Däbritz: Ich habe das selbst erst nach dem Spiel bei Instagram gelesen, und natürlich hat mich das sehr gefreut. Aber Birgit Prinz hatte am Ende der WM sieben Tore, da sind meine drei Treffer also nicht vergleichbar. Ich versuche in den nächsten Spielen noch einmal das eine oder andere Tor nachzulegen.

Auffällig ist vor allem Ihre Flexibilität. Sie spielen im defensiven Mittelfeld, sind aber auch immer wieder auf den Außenbahnen zu finden. Sehen wir derzeit die beste Sara Däbritz seit dem Debüt im Nationalteam 2013?

Däbritz: Das ist schwer zu sagen. (lacht) Aber ich denke schon, dass ich eine der Spielerinnen bin, die sehr flexibel einsetzbar sind. Ich kann über außen spielen, ich kann auf der Sechs spielen, ich kann auch ein bisschen weiter nach vorne rücken. Das gehört zu meinen großen Stärken. Um ehrlich zu sein: Es ist mir wurscht, wo ich spiele. Hauptsache, ich stehe auf dem Platz und kann Fußball spielen. Da ist Erfahrung schon sehr wichtig.
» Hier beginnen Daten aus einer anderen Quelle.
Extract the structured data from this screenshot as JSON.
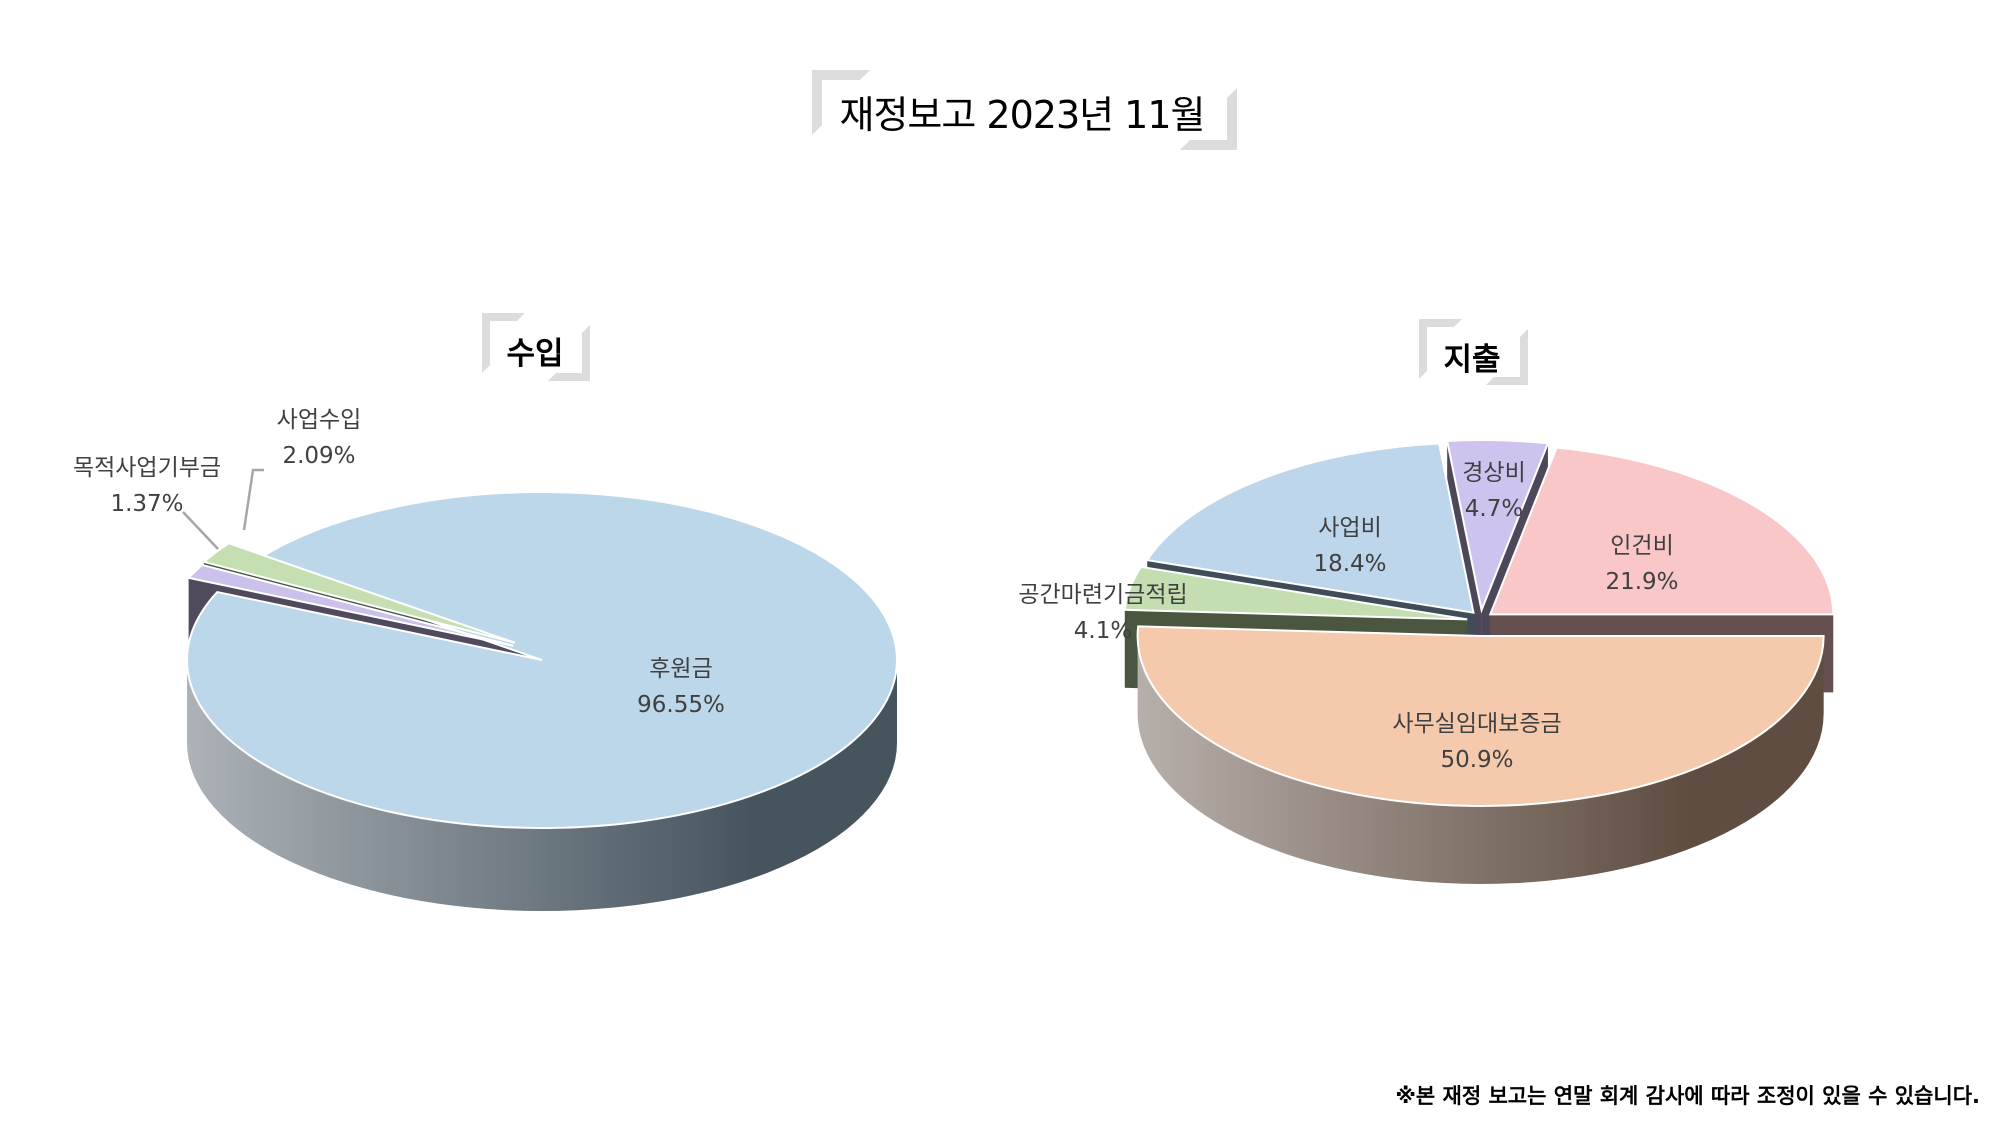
{
  "title": "재정보고 2023년 11월",
  "footnote": "※본 재정 보고는 연말 회계 감사에 따라 조정이 있을 수 있습니다.",
  "chart_data": [
    {
      "type": "pie",
      "style": "3d exploded",
      "title": "수입",
      "categories": [
        "후원금",
        "목적사업기부금",
        "사업수입"
      ],
      "values": [
        96.55,
        1.37,
        2.09
      ],
      "labels": [
        "96.55%",
        "1.37%",
        "2.09%"
      ],
      "colors": [
        "#BCD6EA",
        "#CCC0EC",
        "#C5DFB2"
      ],
      "side_colors": [
        "#46545E",
        "#4F4A5E",
        "#45553F"
      ]
    },
    {
      "type": "pie",
      "style": "3d exploded",
      "title": "지출",
      "categories": [
        "사무실임대보증금",
        "공간마련기금적립",
        "사업비",
        "경상비",
        "인건비"
      ],
      "values": [
        50.9,
        4.1,
        18.4,
        4.7,
        21.9
      ],
      "labels": [
        "50.9%",
        "4.1%",
        "18.4%",
        "4.7%",
        "21.9%"
      ],
      "colors": [
        "#F5C9AC",
        "#C5DEB1",
        "#BDD6EC",
        "#CEC3EE",
        "#F9C7C7"
      ],
      "side_colors": [
        "#5F4D41",
        "#4A5640",
        "#3E4D57",
        "#4C4759",
        "#654F4F"
      ]
    }
  ]
}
Ich habe bei der A-Nationalmannschaft schon viele Turniere gespielt, Olympia 2016, die Europameisterschaften 2013 und 2017, ich war auch bei der letzten WM in Kanada dabei. Vom jungen Küken bin ich zu einer Führungsspielerin gewachsen. Das sind Erfahrungen, die mich jetzt weiterbringen.

Tor für Deutschland: Sara Däbritz holt aus und trifft im Spiel gegen Südafrika.
Tor für Deutschland: Sara Däbritz holt aus und trifft im Spiel gegen Südafrika. © Reuters

Dann lassen Sie Ihre Erfahrung sprechen: Was ist möglich mit dieser Mannschaft?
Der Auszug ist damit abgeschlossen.